The paper presents a new, comprehensive relativistic code for simulating supernova observables, including gravitational effects and a fully implicit solution approach.

Findings

Code successfully reproduces observed light curves of SN 1987A

Physical parameters significantly influence ejecta evolution

Comparison with other models validates the code's accuracy

Abstract

We have developed a relativistic, radiation-hydrodynamics Lagrangian code, specifically tailored to simulate the evolution of the main observables (light curve, evolution of photospheric velocity and temperature) in core-collapse supernova (CC-SN) events. The distinctive features of the code are an accurate treatment of radiative transfer coupled to relativistic hydrodynamics, a self-consistent treatment of the evolution of the innermost ejecta taking into account the gravitational effects of the central compact remnant, and a fully implicit Lagrangian approach to the solution of the coupled non-linear finite difference system of equations.

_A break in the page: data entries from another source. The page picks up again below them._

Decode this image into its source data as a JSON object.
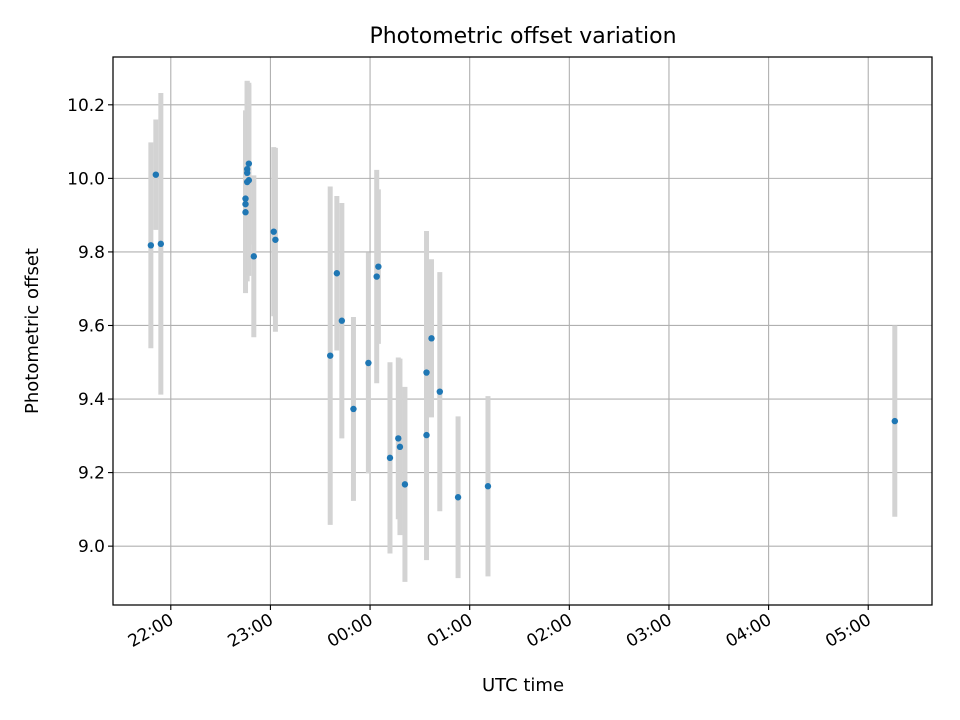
{
  "chart_data": {
    "type": "scatter",
    "title": "Photometric offset variation",
    "xlabel": "UTC time",
    "ylabel": "Photometric offset",
    "grid": true,
    "xlim_hours": [
      21.42,
      29.64
    ],
    "ylim": [
      8.84,
      10.33
    ],
    "x_ticks": [
      "22:00",
      "23:00",
      "00:00",
      "01:00",
      "02:00",
      "03:00",
      "04:00",
      "05:00"
    ],
    "y_ticks": [
      "9.0",
      "9.2",
      "9.4",
      "9.6",
      "9.8",
      "10.0",
      "10.2"
    ],
    "series": [
      {
        "marker_color": "#1f77b4",
        "errorbar_color": "#d3d3d3",
        "points": [
          {
            "time": "21:48",
            "y": 9.818,
            "err": 0.28
          },
          {
            "time": "21:51",
            "y": 10.01,
            "err": 0.15
          },
          {
            "time": "21:54",
            "y": 9.822,
            "err": 0.41
          },
          {
            "time": "22:45",
            "y": 9.908,
            "err": 0.22
          },
          {
            "time": "22:45",
            "y": 9.93,
            "err": 0.24
          },
          {
            "time": "22:45",
            "y": 9.945,
            "err": 0.24
          },
          {
            "time": "22:46",
            "y": 9.99,
            "err": 0.27
          },
          {
            "time": "22:46",
            "y": 10.015,
            "err": 0.25
          },
          {
            "time": "22:46",
            "y": 10.025,
            "err": 0.24
          },
          {
            "time": "22:47",
            "y": 10.04,
            "err": 0.22
          },
          {
            "time": "22:47",
            "y": 9.995,
            "err": 0.26
          },
          {
            "time": "22:50",
            "y": 9.788,
            "err": 0.22
          },
          {
            "time": "23:02",
            "y": 9.855,
            "err": 0.23
          },
          {
            "time": "23:03",
            "y": 9.833,
            "err": 0.25
          },
          {
            "time": "23:36",
            "y": 9.518,
            "err": 0.46
          },
          {
            "time": "23:40",
            "y": 9.742,
            "err": 0.21
          },
          {
            "time": "23:43",
            "y": 9.613,
            "err": 0.32
          },
          {
            "time": "23:50",
            "y": 9.373,
            "err": 0.25
          },
          {
            "time": "23:59",
            "y": 9.498,
            "err": 0.3
          },
          {
            "time": "00:04",
            "y": 9.733,
            "err": 0.29
          },
          {
            "time": "00:05",
            "y": 9.76,
            "err": 0.21
          },
          {
            "time": "00:12",
            "y": 9.24,
            "err": 0.26
          },
          {
            "time": "00:17",
            "y": 9.293,
            "err": 0.22
          },
          {
            "time": "00:18",
            "y": 9.27,
            "err": 0.24
          },
          {
            "time": "00:21",
            "y": 9.168,
            "err": 0.265
          },
          {
            "time": "00:34",
            "y": 9.302,
            "err": 0.34
          },
          {
            "time": "00:34",
            "y": 9.472,
            "err": 0.385
          },
          {
            "time": "00:37",
            "y": 9.565,
            "err": 0.215
          },
          {
            "time": "00:42",
            "y": 9.42,
            "err": 0.325
          },
          {
            "time": "00:53",
            "y": 9.133,
            "err": 0.22
          },
          {
            "time": "01:11",
            "y": 9.163,
            "err": 0.245
          },
          {
            "time": "05:16",
            "y": 9.34,
            "err": 0.26
          }
        ]
      }
    ]
  }
}
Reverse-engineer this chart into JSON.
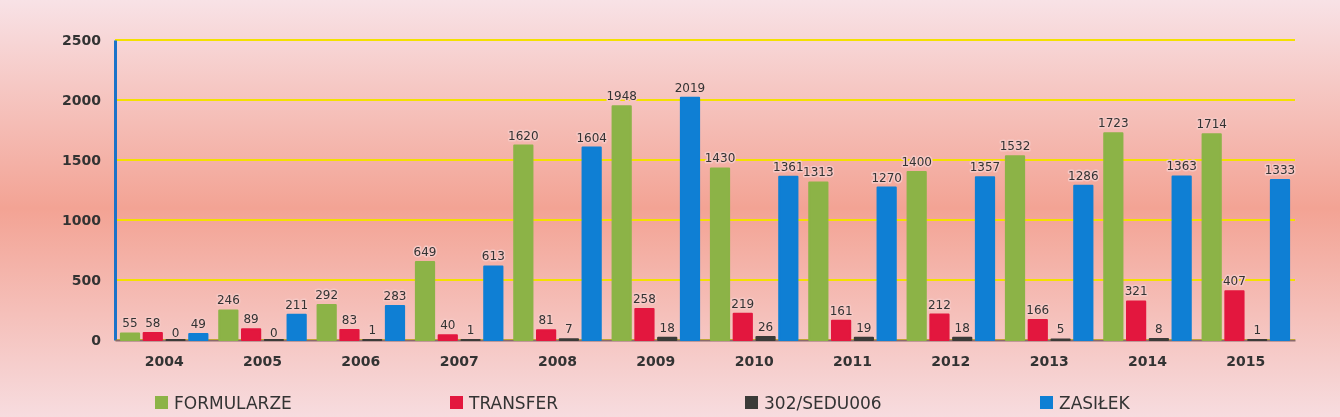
{
  "chart_data": {
    "type": "bar",
    "categories": [
      "2004",
      "2005",
      "2006",
      "2007",
      "2008",
      "2009",
      "2010",
      "2011",
      "2012",
      "2013",
      "2014",
      "2015"
    ],
    "series": [
      {
        "name": "FORMULARZE",
        "color": "#8cb347",
        "values": [
          55,
          246,
          292,
          649,
          1620,
          1948,
          1430,
          1313,
          1400,
          1532,
          1723,
          1714
        ]
      },
      {
        "name": "TRANSFER",
        "color": "#e3173e",
        "values": [
          58,
          89,
          83,
          40,
          81,
          258,
          219,
          161,
          212,
          166,
          321,
          407
        ]
      },
      {
        "name": "302/SEDU006",
        "color": "#3b3b38",
        "values": [
          0,
          0,
          1,
          1,
          7,
          18,
          26,
          19,
          18,
          5,
          8,
          1
        ]
      },
      {
        "name": "ZASIŁEK",
        "color": "#0f7fd4",
        "values": [
          49,
          211,
          283,
          613,
          1604,
          2019,
          1361,
          1270,
          1357,
          1286,
          1363,
          1333
        ]
      }
    ],
    "ylim": [
      0,
      2500
    ],
    "yticks": [
      0,
      500,
      1000,
      1500,
      2000,
      2500
    ],
    "grid": "y",
    "legend": "bottom",
    "data_labels": true
  }
}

Our aim is to use it as numerical tool to perform calculations of grid of models to be compared with observation of CC-SNe. In this paper we present some testcase simulations and a comparison with observations of SN 1987A, as well as with the results obtained with other numerical codes. We also briefly discuss the influence of the main physical parameters (ejected mass, progenitor radius, explosion energy, amount of \chem{56}{Ni}) on the evolution of the ejecta, and the implications of our results in connection with the possibility to "standardize" hydrogen-rich CC-SNe for using them as candles to measure cosmological distances.